Right up front, I have to say that I whole-heartedly support Prop 66. You can stop reading now if you don’t care to know why.

These days California death row inmates are more likely to die of old age than be executed. Of the 864 prisoners sentenced to die since the California Supreme Court reinstated the death penalty in 1978, 119 died before being executed for their crimes, 71 by natural causes. In the US as a whole, the average length of time an inmate stays on death row has been climbing since a low of 71 months in 1985 to 198 months in 2011. Should it take 16-and-a-half years for victim’s families to see justice done? 

No executions have occurred in California since Clarence Ray Allen’s execution in 2006 – a full 10 years! Although, one case, Alfredo Rolando Prieto, was sentenced to death in 1992 for a heinous San Bernardino County murder and extradited to Fairfax County, Virginia to stand trial for two murders he committed in 1998. Prieto was executed in Virginia in 2015.

Of the 746 prisoners currently on death row, 279 have exhausted appeals and the California Supreme Court has confirmed their sentence. In other words, these killers and the victim’s families are waiting for the prison system to get off their keisters and do the job California taxpayers are paying them to do.
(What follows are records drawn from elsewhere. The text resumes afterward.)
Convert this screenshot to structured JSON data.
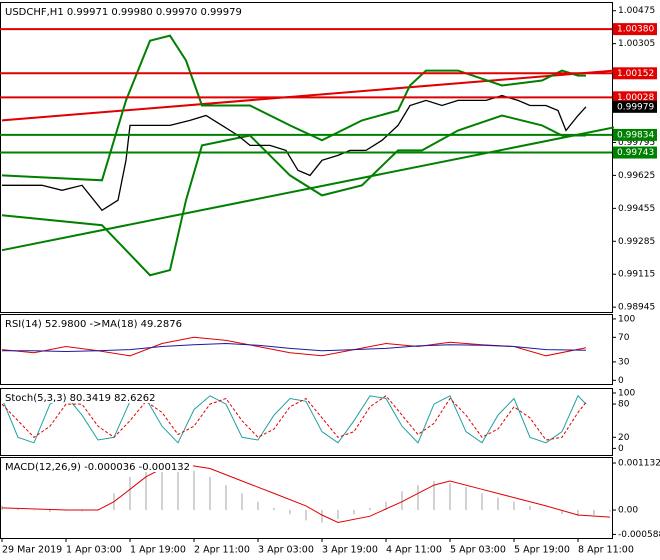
{
  "chart_data": [
    {
      "type": "line",
      "title": "USDCHF,H1  0.99971 0.99980 0.99970 0.99979",
      "ylim": [
        0.9892,
        1.0052
      ],
      "yticks": [
        1.00475,
        1.00305,
        1.00135,
        0.99965,
        0.99795,
        0.99625,
        0.99455,
        0.99285,
        0.99115,
        0.98945
      ],
      "levels": [
        {
          "value": 1.0038,
          "label": "1.00380",
          "color": "#e00000"
        },
        {
          "value": 1.00152,
          "label": "1.00152",
          "color": "#e00000"
        },
        {
          "value": 1.00028,
          "label": "1.00028",
          "color": "#e00000"
        },
        {
          "value": 0.99979,
          "label": "0.99979",
          "color": "#000000"
        },
        {
          "value": 0.99834,
          "label": "0.99834",
          "color": "#008000"
        },
        {
          "value": 0.99743,
          "label": "0.99743",
          "color": "#008000"
        }
      ],
      "series": [
        {
          "color": "#008000",
          "width": 2,
          "x": [
            0,
            153
          ],
          "values": [
            0.99239,
            0.99873
          ]
        },
        {
          "color": "#e00000",
          "width": 2,
          "x": [
            0,
            153
          ],
          "values": [
            0.99909,
            1.00166
          ]
        },
        {
          "color": "#008000",
          "width": 2,
          "x": [
            0,
            25,
            31,
            37,
            42,
            46,
            50,
            62,
            72,
            80,
            90,
            99,
            102,
            106,
            114,
            125,
            135,
            140,
            144,
            146
          ],
          "values": [
            0.99625,
            0.996,
            1.00012,
            1.0032,
            1.00346,
            1.00218,
            0.99986,
            0.99986,
            0.99883,
            0.99806,
            0.99909,
            0.9996,
            1.00089,
            1.00166,
            1.00166,
            1.00089,
            1.00115,
            1.00166,
            1.0014,
            1.0014
          ]
        },
        {
          "color": "#008000",
          "width": 2,
          "x": [
            0,
            25,
            31,
            37,
            42,
            46,
            50,
            62,
            72,
            80,
            90,
            99,
            105,
            114,
            125,
            135,
            140,
            146
          ],
          "values": [
            0.99419,
            0.99368,
            0.99239,
            0.9911,
            0.99136,
            0.99497,
            0.9978,
            0.99831,
            0.99625,
            0.99522,
            0.99574,
            0.99754,
            0.99754,
            0.99857,
            0.99934,
            0.99883,
            0.99831,
            0.99831
          ]
        },
        {
          "color": "#000000",
          "width": 1.3,
          "x": [
            0,
            5,
            10,
            15,
            20,
            25,
            29,
            31,
            32,
            37,
            42,
            47,
            51,
            55,
            59,
            62,
            67,
            71,
            74,
            77,
            80,
            84,
            87,
            91,
            95,
            99,
            102,
            106,
            110,
            114,
            117,
            121,
            125,
            129,
            132,
            136,
            139,
            141,
            144,
            146
          ],
          "values": [
            0.99574,
            0.99574,
            0.99574,
            0.99548,
            0.99574,
            0.99445,
            0.99497,
            0.99703,
            0.99883,
            0.99883,
            0.99883,
            0.99909,
            0.99934,
            0.99883,
            0.99831,
            0.9978,
            0.9978,
            0.99754,
            0.99651,
            0.99625,
            0.99703,
            0.99728,
            0.99754,
            0.99754,
            0.99806,
            0.99883,
            0.99986,
            1.00012,
            0.99986,
            1.00012,
            1.00012,
            1.00012,
            1.00037,
            1.00012,
            0.99986,
            0.99986,
            0.9996,
            0.99857,
            0.99934,
            0.99979
          ]
        }
      ]
    },
    {
      "type": "line",
      "title": "RSI(14) 52.9800 ->MA(18) 49.2876",
      "ylim": [
        -6,
        108
      ],
      "yticks": [
        100,
        70,
        30,
        0
      ],
      "series": [
        {
          "color": "#e00000",
          "width": 1,
          "x": [
            0,
            8,
            16,
            24,
            32,
            40,
            48,
            56,
            64,
            72,
            80,
            88,
            96,
            104,
            112,
            120,
            128,
            136,
            146
          ],
          "values": [
            50,
            45,
            55,
            48,
            40,
            60,
            70,
            65,
            55,
            45,
            40,
            50,
            60,
            55,
            62,
            58,
            55,
            40,
            53
          ]
        },
        {
          "color": "#1a1aa0",
          "width": 1,
          "x": [
            0,
            8,
            16,
            24,
            32,
            40,
            48,
            56,
            64,
            72,
            80,
            88,
            96,
            104,
            112,
            120,
            128,
            136,
            146
          ],
          "values": [
            48,
            48,
            47,
            48,
            50,
            55,
            58,
            60,
            57,
            52,
            48,
            50,
            52,
            56,
            58,
            57,
            55,
            50,
            49
          ]
        }
      ]
    },
    {
      "type": "line",
      "title": "Stoch(5,3,3) 80.3419 82.6262",
      "ylim": [
        -12,
        109
      ],
      "yticks": [
        100,
        80,
        20,
        0
      ],
      "series": [
        {
          "color": "#20a0a0",
          "width": 1,
          "x": [
            0,
            4,
            8,
            12,
            16,
            20,
            24,
            28,
            32,
            36,
            40,
            44,
            48,
            52,
            56,
            60,
            64,
            68,
            72,
            76,
            80,
            84,
            88,
            92,
            96,
            100,
            104,
            108,
            112,
            116,
            120,
            124,
            128,
            132,
            136,
            140,
            144,
            146
          ],
          "values": [
            90,
            20,
            10,
            80,
            95,
            60,
            15,
            20,
            85,
            90,
            40,
            10,
            70,
            95,
            80,
            20,
            15,
            60,
            90,
            85,
            30,
            10,
            50,
            95,
            90,
            40,
            10,
            80,
            95,
            30,
            10,
            60,
            90,
            20,
            10,
            30,
            95,
            80
          ]
        },
        {
          "color": "#e00000",
          "width": 1,
          "dash": true,
          "x": [
            0,
            4,
            8,
            12,
            16,
            20,
            24,
            28,
            32,
            36,
            40,
            44,
            48,
            52,
            56,
            60,
            64,
            68,
            72,
            76,
            80,
            84,
            88,
            92,
            96,
            100,
            104,
            108,
            112,
            116,
            120,
            124,
            128,
            132,
            136,
            140,
            144,
            146
          ],
          "values": [
            80,
            50,
            20,
            40,
            80,
            80,
            40,
            20,
            50,
            85,
            65,
            25,
            40,
            80,
            90,
            50,
            20,
            35,
            75,
            90,
            55,
            20,
            30,
            75,
            95,
            60,
            25,
            45,
            90,
            60,
            20,
            35,
            75,
            55,
            15,
            20,
            65,
            83
          ]
        }
      ]
    },
    {
      "type": "bar",
      "title": "MACD(12,26,9) -0.000036 -0.000132",
      "ylim": [
        -0.000674,
        0.001277
      ],
      "yticks": [
        0.001132,
        {
          "value": 0,
          "label": "0.00"
        },
        -0.000588
      ],
      "color": "#b4b4b4",
      "x": [
        0,
        4,
        8,
        12,
        16,
        20,
        24,
        28,
        32,
        36,
        40,
        44,
        48,
        52,
        56,
        60,
        64,
        68,
        72,
        76,
        80,
        84,
        88,
        92,
        96,
        100,
        104,
        108,
        112,
        116,
        120,
        124,
        128,
        132,
        136,
        140,
        144,
        148,
        152
      ],
      "values": [
        0.0001,
        5e-05,
        0,
        -5e-05,
        2e-05,
        -3e-05,
        2e-05,
        0.0004,
        0.0008,
        0.00105,
        0.00115,
        0.00112,
        0.00095,
        0.0008,
        0.0006,
        0.0004,
        0.0002,
        5e-05,
        -0.0001,
        -0.00025,
        -0.0003,
        -0.00022,
        -0.0001,
        5e-05,
        0.0002,
        0.00045,
        0.0006,
        0.0007,
        0.00065,
        0.00055,
        0.0004,
        0.0003,
        0.0002,
        0.0001,
        0,
        -0.0001,
        -0.00015,
        -0.00012,
        -4e-05
      ],
      "series": [
        {
          "color": "#e00000",
          "width": 1,
          "x": [
            0,
            16,
            24,
            28,
            32,
            36,
            40,
            44,
            52,
            60,
            68,
            76,
            80,
            84,
            92,
            100,
            108,
            112,
            120,
            128,
            136,
            144,
            152
          ],
          "values": [
            5e-05,
            0,
            0,
            0.0002,
            0.0005,
            0.0008,
            0.001,
            0.00112,
            0.001,
            0.0007,
            0.0004,
            0.0001,
            -0.00012,
            -0.0003,
            -0.00015,
            0.0002,
            0.0006,
            0.0007,
            0.0005,
            0.0003,
            0.0001,
            -0.00012,
            -0.00017
          ]
        }
      ],
      "xlim": [
        0,
        153
      ],
      "xticks": [
        {
          "value": 0,
          "label": "29 Mar 2019"
        },
        {
          "value": 16,
          "label": "1 Apr 03:00"
        },
        {
          "value": 32,
          "label": "1 Apr 19:00"
        },
        {
          "value": 48,
          "label": "2 Apr 11:00"
        },
        {
          "value": 64,
          "label": "3 Apr 03:00"
        },
        {
          "value": 80,
          "label": "3 Apr 19:00"
        },
        {
          "value": 96,
          "label": "4 Apr 11:00"
        },
        {
          "value": 112,
          "label": "5 Apr 03:00"
        },
        {
          "value": 128,
          "label": "5 Apr 19:00"
        },
        {
          "value": 144,
          "label": "8 Apr 11:00"
        }
      ]
    }
  ]
}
In California, male death row prisoners are held in San Quentin, while female prisoners are sent to the Central California Women's Facility in Chowchilla. But all executions are currently authorized to be done at San Quentin.

Prop 62 has been tried, folks. In February 1972, the California Supreme Court found that the death penalty constituted cruel and unusual punishment under the California state constitution and 107 condemned inmates were re-sentenced to life with the possibility of parole and removed from California’s death row. Among those 107 were Charles Manson and his followers. Today Manson enjoys the comforts of the general prison population privileges and he and his followers regularly come up for parole hearings. Let me ask you, how safe would you feel with the Manson family on the streets, maybe even your neighbors?

In 1978, the people of California had had enough and overwhelmingly approved an initiative to restore the death penalty. Ever since then, there frequently appears on the ballot an initiative to end the death penalty. In 2012, a nearly verbatim Prop 62 initiative, Prop 34, went down in flames by a 58 to 42 percent vote.


If Prop 62 succeeds this year, there will be 746 people guilty of the most heinous capital crimes instantly thrown into the general prison population… and escaping the fair sentence of the courts. Justice will once again be thwarted.